The Insider Guide – Cyprus
Southern Cyprus Travel Guide by Andrew Forbes
Your reward for a winding drive through the spectacular Troödos mountains is this remarkable rural hotel. 41 quirky guest rooms have been created in 7 restored houses that climb a hillside overlooking the ancient Agios Ioannis Lampadistis Monastery. Casale Panayiotis has an excellent wellness centre too, the Myrianthousa Spa, as well as restaurants and bars – all maintaining the style, culture and charm of the village. It’s a superb base for mountain biking, hiking, and wine touring.
Striking Byzantine-inspired landmark hotel, adjacent to the Tombs of Kings, and a short walk from the harbour of Paphos. Recently completely remodelled, the Elysium is now an exceptional family resort hotel. Guest rooms all have a terrace or balcony with views of the gardens, the swimming pools and across the hotel’s small private cove to the Mediterranean.
Traditional stone-built homes in the delightful villages of Tochni and Kalavasos, restored and converted into simple holiday accommodation.
Aphrodite Hills Hotel & Residences
Aphrodite Hills takes its name from the mythical birthplace of the Greek Goddess of love and beauty. This sprawling estate includes a luxury hotel as well as residences and over-looks the impressive Petra tou Romiou rocks and bay – which are well worth a visit. It’s said if you swim around the rocks three times in the full-moon you’ll be gifted eternal youth and beauty!
The capital’s cool café for healthy meals and stylish cocktails in the centre of Nicosia. This on-trend café, bar, restaurant and gallery is full of original, creative style. The street-side terrace leads into the restaurant, with a long bar, dining tables with plenty of eclectic design. Beyond is a gallery selling works by local artists.
Limassol has probably evolved to become Cyprus’ most stylish and lively city, with a cool, regenerated, gentrified old quarter, as well as plenty of waterside restaurants and bars by the harbour. Kipriakon offers a contemporary take on classic meze, served by a young and friendly team in a relaxed, chic environment.
The village of Omodos is a popular day trip for visitors, with a charming cobbled square, wine cellars, and some excellent restaurants, including To Katoi, with its fresh, modern interpretation of a country tavern.
Wine making on Cyprus dates back millennia. Within the wine village of Omodos is a medieval wine press, a small museum where one can sample the diverse wines of the island.
The island’s largest mountain range, and home to the National Forest, this protected area is a destination for nature lovers and those looking for activity adventures. Attractions also include the highest peak, Mount Olympus; the magnificent trees of Cedar Valley; and the many Byzantine churches with exceptional frescos.
Hamams were said to be the first buildings Ottoman Turks constructed in Nicoisa. Omerye is one of these original 16th century bath houses, where you can enjoy a traditional bathing ritual and relaxing massage.

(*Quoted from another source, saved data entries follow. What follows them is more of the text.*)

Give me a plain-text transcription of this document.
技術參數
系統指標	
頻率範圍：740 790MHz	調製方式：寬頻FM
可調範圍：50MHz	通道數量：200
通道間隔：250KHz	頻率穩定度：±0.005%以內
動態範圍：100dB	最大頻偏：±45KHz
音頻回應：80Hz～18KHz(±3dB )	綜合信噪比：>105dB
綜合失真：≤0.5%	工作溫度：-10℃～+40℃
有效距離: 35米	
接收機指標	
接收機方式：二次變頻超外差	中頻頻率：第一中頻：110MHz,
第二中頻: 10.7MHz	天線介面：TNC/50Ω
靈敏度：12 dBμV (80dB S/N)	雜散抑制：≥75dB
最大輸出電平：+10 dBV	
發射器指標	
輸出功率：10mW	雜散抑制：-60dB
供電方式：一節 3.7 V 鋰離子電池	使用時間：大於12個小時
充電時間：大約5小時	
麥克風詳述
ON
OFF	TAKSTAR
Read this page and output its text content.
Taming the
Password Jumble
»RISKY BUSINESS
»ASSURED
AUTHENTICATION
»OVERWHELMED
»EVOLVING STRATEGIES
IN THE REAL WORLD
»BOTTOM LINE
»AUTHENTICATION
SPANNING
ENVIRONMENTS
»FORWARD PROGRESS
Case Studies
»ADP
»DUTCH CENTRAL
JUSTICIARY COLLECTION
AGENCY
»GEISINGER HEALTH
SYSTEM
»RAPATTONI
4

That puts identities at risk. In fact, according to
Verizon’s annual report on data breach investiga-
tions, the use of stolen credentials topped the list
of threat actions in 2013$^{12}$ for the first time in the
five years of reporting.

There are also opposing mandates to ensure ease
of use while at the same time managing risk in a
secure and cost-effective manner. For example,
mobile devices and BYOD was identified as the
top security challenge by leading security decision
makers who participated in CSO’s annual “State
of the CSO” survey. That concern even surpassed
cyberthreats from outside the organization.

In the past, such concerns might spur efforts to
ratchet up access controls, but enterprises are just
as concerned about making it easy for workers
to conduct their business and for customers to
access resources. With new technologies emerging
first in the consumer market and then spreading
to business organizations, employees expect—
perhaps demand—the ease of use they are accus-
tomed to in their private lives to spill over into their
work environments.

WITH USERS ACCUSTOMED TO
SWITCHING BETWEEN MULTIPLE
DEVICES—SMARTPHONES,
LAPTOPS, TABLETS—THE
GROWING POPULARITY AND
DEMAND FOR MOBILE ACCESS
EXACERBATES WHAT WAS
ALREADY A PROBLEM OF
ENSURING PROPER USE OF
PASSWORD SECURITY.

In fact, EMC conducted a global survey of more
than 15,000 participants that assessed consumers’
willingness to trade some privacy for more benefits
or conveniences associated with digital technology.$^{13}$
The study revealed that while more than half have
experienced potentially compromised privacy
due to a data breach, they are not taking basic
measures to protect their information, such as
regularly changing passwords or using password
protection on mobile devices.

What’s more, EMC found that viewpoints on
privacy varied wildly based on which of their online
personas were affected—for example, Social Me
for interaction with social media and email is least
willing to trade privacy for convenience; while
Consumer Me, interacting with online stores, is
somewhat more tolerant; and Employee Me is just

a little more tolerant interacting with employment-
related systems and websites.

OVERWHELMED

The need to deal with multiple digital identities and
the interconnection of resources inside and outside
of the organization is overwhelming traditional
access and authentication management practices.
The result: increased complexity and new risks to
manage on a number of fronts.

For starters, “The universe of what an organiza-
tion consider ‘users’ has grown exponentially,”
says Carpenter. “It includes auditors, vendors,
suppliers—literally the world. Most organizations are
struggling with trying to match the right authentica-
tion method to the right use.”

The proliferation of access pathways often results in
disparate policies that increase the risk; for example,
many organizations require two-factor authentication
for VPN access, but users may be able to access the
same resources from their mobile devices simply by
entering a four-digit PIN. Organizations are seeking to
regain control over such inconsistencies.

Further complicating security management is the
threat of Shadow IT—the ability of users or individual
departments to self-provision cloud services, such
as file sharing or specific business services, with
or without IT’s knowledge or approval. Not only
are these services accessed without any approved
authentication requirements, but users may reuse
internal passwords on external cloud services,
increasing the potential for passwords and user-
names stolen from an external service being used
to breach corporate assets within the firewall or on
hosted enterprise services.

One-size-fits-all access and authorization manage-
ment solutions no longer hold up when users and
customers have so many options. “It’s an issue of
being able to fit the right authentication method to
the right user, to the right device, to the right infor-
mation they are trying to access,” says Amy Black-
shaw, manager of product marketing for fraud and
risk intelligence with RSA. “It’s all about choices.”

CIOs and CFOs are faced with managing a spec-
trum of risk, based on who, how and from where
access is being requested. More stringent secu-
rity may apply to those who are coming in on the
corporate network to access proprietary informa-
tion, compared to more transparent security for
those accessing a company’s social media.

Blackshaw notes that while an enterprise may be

Even if you’re not an experienced rider, at George’s Ranch, Paphos, you can enjoy a gentle hack down to the coast and enjoy the sunset.
Tomb of the Kings
A little north of Paphos, close to the coast, the Tombs of Kings were created for the movers & shakers of Paphos over 2300 years ago. They look more like aristocratic villas than burial chambers.
The eastern Mediterranean has no shortage of impressive archaeological sites, and the Kurion Complex is no exception. Looking out across to Episkopi Bay from the amphitheatre of this ancient acropolis is a memorable experience.
Museums may not be at the top of everyone’s list of ‘to-do’ things on holiday, yet the modest Cyprus Museum in the capital, Nicoisa, has a remarkable collection for history buffs, including rare terracotta figures. The shop has some interesting gifts too!
Of all the stores catering to tourists, probably the most authentic are those selling local foods made on the island. Look out for ‘Glyko Melitzanaki’ (little aubergines stuffed with almonds and preserved in syrup); ‘Taktila’, (baklava cake made as fingers or as a spiral); ‘Soujoukos’, (sweets that look like a candle, made from condensed grape juice and stuffed with almonds and then sliced); and ‘Pishia’, (sweet cakes with cinnamon).
The main market, within the Ktima pedestrianised area, offers more than just fresh produce – there are stalls selling local artisan products; basket-ware, embroidery and jewellery. Just make sure you are buying products made in Cyprus.
The Cyprus Tourism Organisation maintains an up-to-date travel web site.
Easyjet operates flights to Paphos via London Gatwick and London Luton Airports.